Adding that failure to do so could undermine the country’s post Covid-19 recovery and medium-term development ambitions.
“The pandemic magnified the urgency for Ghana to address pre-existing structural challenges to stabilize the macroeconomic framework, ensure debt sustainability, and address chronic energy sector fiscal risks. Public debt ballooned in 2020, reaching 78.9 percent of GDP2 while the fiscal deficit rose to 15.2 percent of GDP (including energy and financial sector costs).
“Ghana is at high risk of debt distress with a narrow path to debt sustainability. Weak management of State-Owned Enterprises (SOEs), particularly in the energy sector, has led to chronic operational losses and the accumulation of large liabilities. Reversing these trends will require significant and resolute structural reforms over time.

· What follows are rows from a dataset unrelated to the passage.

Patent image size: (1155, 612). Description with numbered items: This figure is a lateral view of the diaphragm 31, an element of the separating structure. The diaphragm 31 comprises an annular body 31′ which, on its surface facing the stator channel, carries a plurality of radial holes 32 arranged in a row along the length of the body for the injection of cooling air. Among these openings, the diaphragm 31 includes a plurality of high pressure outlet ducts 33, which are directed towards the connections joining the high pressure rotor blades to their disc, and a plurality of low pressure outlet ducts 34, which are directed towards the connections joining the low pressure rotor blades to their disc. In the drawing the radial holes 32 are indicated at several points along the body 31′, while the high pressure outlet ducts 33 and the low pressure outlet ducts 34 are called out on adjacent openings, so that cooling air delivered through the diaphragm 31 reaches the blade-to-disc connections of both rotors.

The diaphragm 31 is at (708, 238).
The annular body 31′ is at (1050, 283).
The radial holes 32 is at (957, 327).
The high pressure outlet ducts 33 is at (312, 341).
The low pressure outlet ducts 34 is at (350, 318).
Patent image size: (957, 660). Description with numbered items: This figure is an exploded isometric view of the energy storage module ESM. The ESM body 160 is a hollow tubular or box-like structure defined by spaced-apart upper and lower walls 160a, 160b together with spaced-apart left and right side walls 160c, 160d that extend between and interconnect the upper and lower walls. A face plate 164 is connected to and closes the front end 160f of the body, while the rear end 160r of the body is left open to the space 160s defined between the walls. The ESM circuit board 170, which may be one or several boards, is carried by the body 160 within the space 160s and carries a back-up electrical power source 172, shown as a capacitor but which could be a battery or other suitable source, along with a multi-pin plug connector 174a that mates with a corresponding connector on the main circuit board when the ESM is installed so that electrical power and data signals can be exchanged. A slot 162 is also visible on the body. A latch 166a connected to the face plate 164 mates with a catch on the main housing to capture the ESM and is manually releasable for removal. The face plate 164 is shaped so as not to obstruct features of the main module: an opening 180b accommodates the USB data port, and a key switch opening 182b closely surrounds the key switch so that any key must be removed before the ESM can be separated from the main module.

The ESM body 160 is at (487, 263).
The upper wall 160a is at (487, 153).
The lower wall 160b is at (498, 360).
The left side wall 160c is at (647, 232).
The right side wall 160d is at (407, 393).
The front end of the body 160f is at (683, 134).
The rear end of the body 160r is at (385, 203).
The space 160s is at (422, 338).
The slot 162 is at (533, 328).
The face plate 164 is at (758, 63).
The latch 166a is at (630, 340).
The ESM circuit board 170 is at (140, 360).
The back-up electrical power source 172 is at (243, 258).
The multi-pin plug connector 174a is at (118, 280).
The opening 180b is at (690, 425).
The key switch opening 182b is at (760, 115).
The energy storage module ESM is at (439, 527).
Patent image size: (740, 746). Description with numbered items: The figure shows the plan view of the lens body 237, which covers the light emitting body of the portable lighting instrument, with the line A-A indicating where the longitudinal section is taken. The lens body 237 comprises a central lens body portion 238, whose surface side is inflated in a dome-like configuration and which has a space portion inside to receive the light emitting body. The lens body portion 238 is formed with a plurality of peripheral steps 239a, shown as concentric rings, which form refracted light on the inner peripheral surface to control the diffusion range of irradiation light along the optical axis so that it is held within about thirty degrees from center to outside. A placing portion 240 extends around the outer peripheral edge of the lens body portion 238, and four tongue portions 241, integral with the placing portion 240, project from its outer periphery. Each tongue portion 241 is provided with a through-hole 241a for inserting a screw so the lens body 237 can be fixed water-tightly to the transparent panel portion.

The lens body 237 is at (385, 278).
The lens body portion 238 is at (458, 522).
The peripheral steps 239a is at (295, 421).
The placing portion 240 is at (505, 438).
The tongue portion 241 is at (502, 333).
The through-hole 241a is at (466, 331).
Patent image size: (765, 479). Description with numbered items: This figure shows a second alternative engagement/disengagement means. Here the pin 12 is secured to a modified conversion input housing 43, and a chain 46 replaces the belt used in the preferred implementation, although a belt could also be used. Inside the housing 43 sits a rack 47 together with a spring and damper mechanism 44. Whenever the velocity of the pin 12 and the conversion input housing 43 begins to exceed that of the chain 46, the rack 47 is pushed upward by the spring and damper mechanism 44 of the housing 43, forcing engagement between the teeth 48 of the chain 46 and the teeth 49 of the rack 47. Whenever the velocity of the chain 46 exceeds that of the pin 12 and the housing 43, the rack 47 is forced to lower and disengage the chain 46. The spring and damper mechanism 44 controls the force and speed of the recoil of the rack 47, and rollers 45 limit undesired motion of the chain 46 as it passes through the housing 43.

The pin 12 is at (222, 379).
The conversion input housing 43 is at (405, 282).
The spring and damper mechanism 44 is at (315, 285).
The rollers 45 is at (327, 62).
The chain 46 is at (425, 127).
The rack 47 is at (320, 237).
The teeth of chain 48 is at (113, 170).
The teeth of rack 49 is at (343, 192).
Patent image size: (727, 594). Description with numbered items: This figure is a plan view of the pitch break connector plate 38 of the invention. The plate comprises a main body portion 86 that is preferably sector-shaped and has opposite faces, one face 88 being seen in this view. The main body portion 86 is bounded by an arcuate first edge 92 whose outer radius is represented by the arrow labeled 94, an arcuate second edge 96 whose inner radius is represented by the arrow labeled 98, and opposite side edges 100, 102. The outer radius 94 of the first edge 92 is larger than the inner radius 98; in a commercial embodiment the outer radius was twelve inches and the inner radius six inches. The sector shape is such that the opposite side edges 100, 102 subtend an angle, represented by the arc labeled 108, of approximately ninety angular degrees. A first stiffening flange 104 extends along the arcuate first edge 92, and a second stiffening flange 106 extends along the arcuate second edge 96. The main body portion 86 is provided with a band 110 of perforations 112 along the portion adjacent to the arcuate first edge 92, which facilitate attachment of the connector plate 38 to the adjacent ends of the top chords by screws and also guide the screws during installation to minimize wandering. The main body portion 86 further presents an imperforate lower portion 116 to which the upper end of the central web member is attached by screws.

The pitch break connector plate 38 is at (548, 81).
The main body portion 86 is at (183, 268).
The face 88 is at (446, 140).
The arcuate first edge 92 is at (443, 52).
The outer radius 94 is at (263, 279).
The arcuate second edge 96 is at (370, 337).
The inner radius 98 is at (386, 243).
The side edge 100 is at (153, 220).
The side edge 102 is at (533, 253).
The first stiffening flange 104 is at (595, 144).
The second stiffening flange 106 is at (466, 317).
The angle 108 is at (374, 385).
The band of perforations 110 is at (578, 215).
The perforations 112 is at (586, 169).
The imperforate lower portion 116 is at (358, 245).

“Rebuilding fiscal buffers is central to improving macroeconomic stability, expanding public and private investment and improving service delivery. Failing to do so could undermine Ghana’s post COVID-19 recovery and medium-term development ambitions,” remarked the Bank.
Ghana’s high public debt coupled with high fiscal deficits and low revenue mobilisation as a percentage of GDP has resulted in the country’s loss of access to the capital markets and a downgrade of its credit rating as well as high yields on its bonds.
Touching on the country’s high dependence on natural resources, the Bank averred Ghana’s dependence on natural resource and gaps in fiscal governance are likely to create economic volatility, impact macroeconomic management and elevate cost of finance to the private sector.
“High natural resource dependence and gaps in fiscal governance are likely to create economic volatility, impact macroeconomic management and elevate the cost of finance for the private sector. Export concentration (in gold, cocoa, and petroleum) has exposed the economy to fluctuations in global commodity prices.
“High fiscal deficits and increasing public debt have elevated Ghana’s country risk, limited FDI in non-commodity sectors, and increased the cost of finance for private businesses.
“Strong growth and a concerted fiscal consolidation program between 2015 and 2018 helped narrow the fiscal deficit and restore macroeconomic stability. However, the reform momentum started to wane in 2018, with financial and energy sector costs contributing to fiscal pressures,” said the World Bank.
Ghana to benefit from $4.5bn World Bank Country Partnership Framework
The World Bank Group together with the International Finance Corporation and Multilateral Investment Guarantee Agency (MIGA) have prepared a $4.5bn Country Partnership Framework (CPF) for Ghana.
The CPF estimated to last for five years – 2022 to 2026 – will prioritize investments in human capital, job creation, economic diversification, building a resilient health system and fostering a greener and more inclusive society.
The CPF will support Ghana in its COVID-19 and medium-term development agenda. It is designed around three mutually reinforcing focus areas, namely: Enhancing Conditions for Private Sector Development and Quality Job Creation; Improving Inclusive Service Delivery; and Promoting Resilient and Sustainable Development.
“The World Bank Group is happy to support Ghana’s economic recovery plan. The CPF is aligned with Ghana’s Coordinated Program of Economic and Social Development Policies and will support the Government of Ghana in creating a competitive environment for the private sector to flourish and play a greater role in job creation particularly for youth,” said Pierre Laporte, World Bank Country Director for Ghana, Liberia and Sierra Leone.
“The World Bank Group, through the CPF, will also support policies and programs that aim to strengthen digital transformation for improved service delivery and productivity, improve governance, and promote greater inclusion, including strengthening women’s economic empowerment,” he added.